ZONA SUL – O espetáculo “O Dia Em Que Mão Santa Perdeu o Emprego” foi transformado em CD. Além dele, você tem dois discos de forró. Sua discografia abrange mais algum título? Já lançou livros também? Como fazer para adquiri-los? Como contratá-lo para apresentações?
JOÃO CLÁUDIO – Gravei um disco de forró em 1992 e um outro dez anos depois. Mas não tenho a pretensão de ser cantor. Sou um ator que canta. Eu imito Luiz Gonzaga. É imitação mesmo. Pura e boa, é técnica e emocional. As pessoas consideram uma imitação mediúnica. Agora, eu só gravo coisas inéditas, coisas que ele nunca gravou, mas que, com certeza gravaria se estivesse vivo. Gravei dois discos com shows de humor ao vivo: “O Dia Em Que Mão Santa Perdeu o Emprego” e “Um Piauiense no Rio de Janeiro”. Esse último, embora independente, com uma tiragem de 15 mil discos esgotados. Lancei um livro de crônicas em 1998 com o prefácio e o apadrinhamento editorial de Chico Anysio. Chama-se “Hemorragia de Goiaba”, que tem o mesmo título da coluna semanal que escrevo no jornal O Dia, em Teresina, e em alguns portais da Internet pelo mundo afora. Para adquirir livros, cds e outros produtos, o melhor caminho é pelo endereço eletrônico entrenomes@ig.com.br . Pode tratar com Polyana ou Vanessa Leite. Para contratar apresentações, o telefone é (87)8804-0013, diretamente com minha empresária, Vanessa Leite.

ZONA SUL – Fique à vontade para suas despedidas. Se quiser, até pode contar uma piada...
JOÃO CLÁUDIO – Vai ter despedida?
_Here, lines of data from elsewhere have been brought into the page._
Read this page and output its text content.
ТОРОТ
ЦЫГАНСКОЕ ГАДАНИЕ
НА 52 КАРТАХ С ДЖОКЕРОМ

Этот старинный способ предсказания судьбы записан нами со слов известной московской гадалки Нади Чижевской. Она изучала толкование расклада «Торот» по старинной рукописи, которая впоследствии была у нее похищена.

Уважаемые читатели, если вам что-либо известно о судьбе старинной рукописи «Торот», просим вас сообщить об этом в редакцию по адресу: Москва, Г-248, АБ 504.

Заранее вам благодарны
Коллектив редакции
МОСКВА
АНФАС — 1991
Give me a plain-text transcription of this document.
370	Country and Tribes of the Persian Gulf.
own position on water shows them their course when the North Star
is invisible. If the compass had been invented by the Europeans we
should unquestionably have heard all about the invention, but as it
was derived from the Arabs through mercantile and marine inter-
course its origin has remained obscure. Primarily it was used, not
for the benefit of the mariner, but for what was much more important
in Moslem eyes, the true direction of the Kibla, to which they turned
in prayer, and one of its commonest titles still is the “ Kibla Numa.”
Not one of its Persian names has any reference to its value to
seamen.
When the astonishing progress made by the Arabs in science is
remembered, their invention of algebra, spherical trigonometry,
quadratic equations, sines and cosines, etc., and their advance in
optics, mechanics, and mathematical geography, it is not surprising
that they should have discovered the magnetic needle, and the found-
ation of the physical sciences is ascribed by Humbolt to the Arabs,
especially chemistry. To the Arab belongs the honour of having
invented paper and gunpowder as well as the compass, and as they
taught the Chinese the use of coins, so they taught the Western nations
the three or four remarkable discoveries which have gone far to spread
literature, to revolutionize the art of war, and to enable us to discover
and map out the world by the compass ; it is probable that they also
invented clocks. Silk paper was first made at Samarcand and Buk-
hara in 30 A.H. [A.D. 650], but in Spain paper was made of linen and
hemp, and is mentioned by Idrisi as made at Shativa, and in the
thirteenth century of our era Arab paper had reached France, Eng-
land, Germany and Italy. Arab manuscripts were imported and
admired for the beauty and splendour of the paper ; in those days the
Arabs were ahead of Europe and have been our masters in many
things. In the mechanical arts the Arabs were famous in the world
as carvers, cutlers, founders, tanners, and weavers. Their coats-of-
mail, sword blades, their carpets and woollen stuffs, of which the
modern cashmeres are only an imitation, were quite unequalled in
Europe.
Já acho que falei tanto... Não vou me despedir. Vou fazer um apelo. Me convidem! Me chamem! Me levem a Natal, pois faz mais de 15 anos que eu não ponho os pés nessa cidade. No entanto, o coração sempre esteve aí. Minha saudade é enorme! Do tamanho da orelha de Lavoisier Maia, aquele protótipo humano que representa bem a anti-estética do povo potiguar.

5 comentários:

  1. Bob,
    Essa sua foto com João Cláudio foi no encontro de Teresina, quando você viajou 18 horas para a reunião com os estudantes de jornalismo? ou é mais recente?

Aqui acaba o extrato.